Pendant des heures, elle resta assise là, observant l’armoire, imaginant toutes les possibilités. Elle pourrait être élégante pour son premier rendez-vous à l’université, audacieuse pour une soirée avec ses nouveaux amis, confiante lors de chaque présentation ou sortie. Elle pourrait devenir la fille qu’elle avait toujours rêvé d’être. Et pourtant, la peur d’échouer ou de se tromper la paralysait.

Les jours suivants furent un mélange d’excitation et de secrets. Chaque fois qu’elle quittait sa chambre, elle regardait furtivement l’armoire miniature sur son lit, se demandant si elle devait oser. Chaque matin, elle se levait avec l’envie brûlante de transformer sa vie, mais aussi avec l’angoisse de briser la règle silencieuse qui pesait sur son vœu.

Finalement, un soir, alors que le ciel était teinté d’un orange sombre, Éliane décida de tenter sa première transformation. Elle se tenait devant la boîte, inspira profondément et murmura à voix haute :

— Je vais à la fête organisée par l’université demain… et je veux porter une robe qui me fasse sentir belle, élégante et confiante.

Une lumière douce, presque imperceptible, jaillit de l’armoire miniature. Les contours de ses vêtements ordinaires se brouillèrent, s’effacèrent et furent remplacés par une robe magnifique, parfaitement adaptée à sa taille, élégante et moderne. Ses cheveux prirent un éclat subtil, son regard devint plus assuré, sa posture plus droite. Lorsqu’elle se regarda dans le miroir, elle ne vit pas seulement une Éliane différente, mais la version d’elle qu’elle avait toujours rêvé d’être.

Le cœur battant, un mélange de joie et de vertige l’envahit. Tout semblait réel. Tout semblait possible. Mais en arrière-plan, un frisson d’inquiétude persistait, la petite voix qui rappelait que la boîte avait ses règles… et que toute transgression aurait un prix.

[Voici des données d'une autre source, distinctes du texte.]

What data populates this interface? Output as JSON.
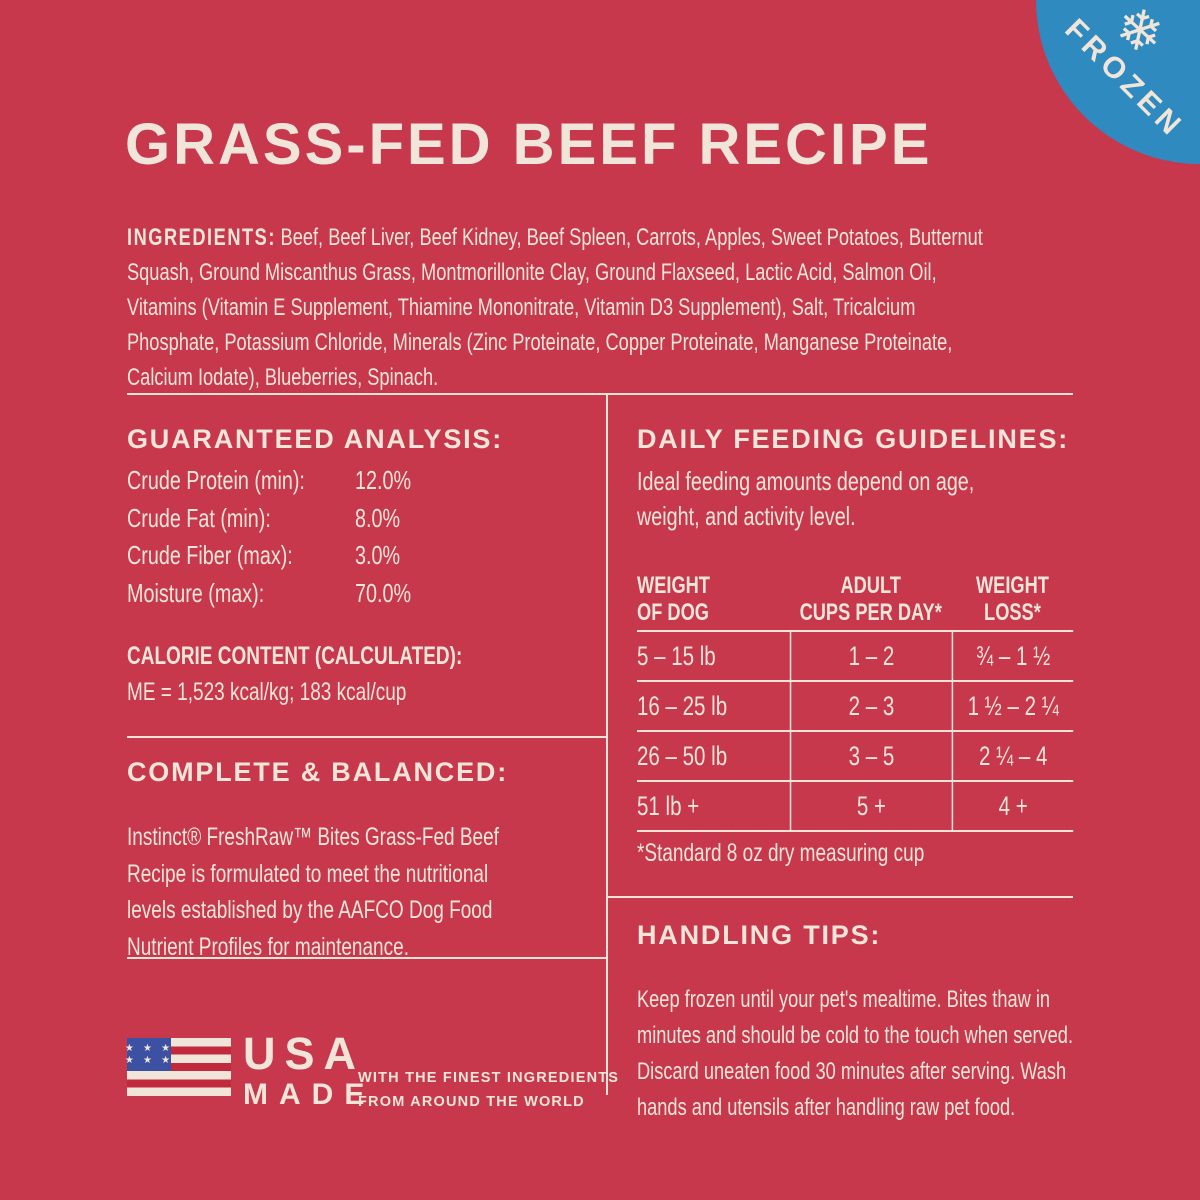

Cette nuit-là, Éliane s’endormit avec un sourire mêlé d’excitation et de crainte. Elle savait que sa vie venait de basculer. Une vie de magie, de transformation et de secrets commençait, et chaque décision, chaque désir, chaque choix de vêtement deviendrait à la fois un plaisir et un risque.

À l’aube, le soleil pénétrant par la fenêtre éclaira la petite boîte sur son lit. L’armoire miniature brillait doucement, comme pour lui rappeler : sois prudente. Ta beauté a un prix. Ton secret est ton pouvoir… et ta malédiction.

Éliane, le cœur encore palpitant, sentit que son vœu n’était que le début. Un monde entier s’ouvrait à elle, avec des merveilles, des tentations… et des dangers insoupçonnés.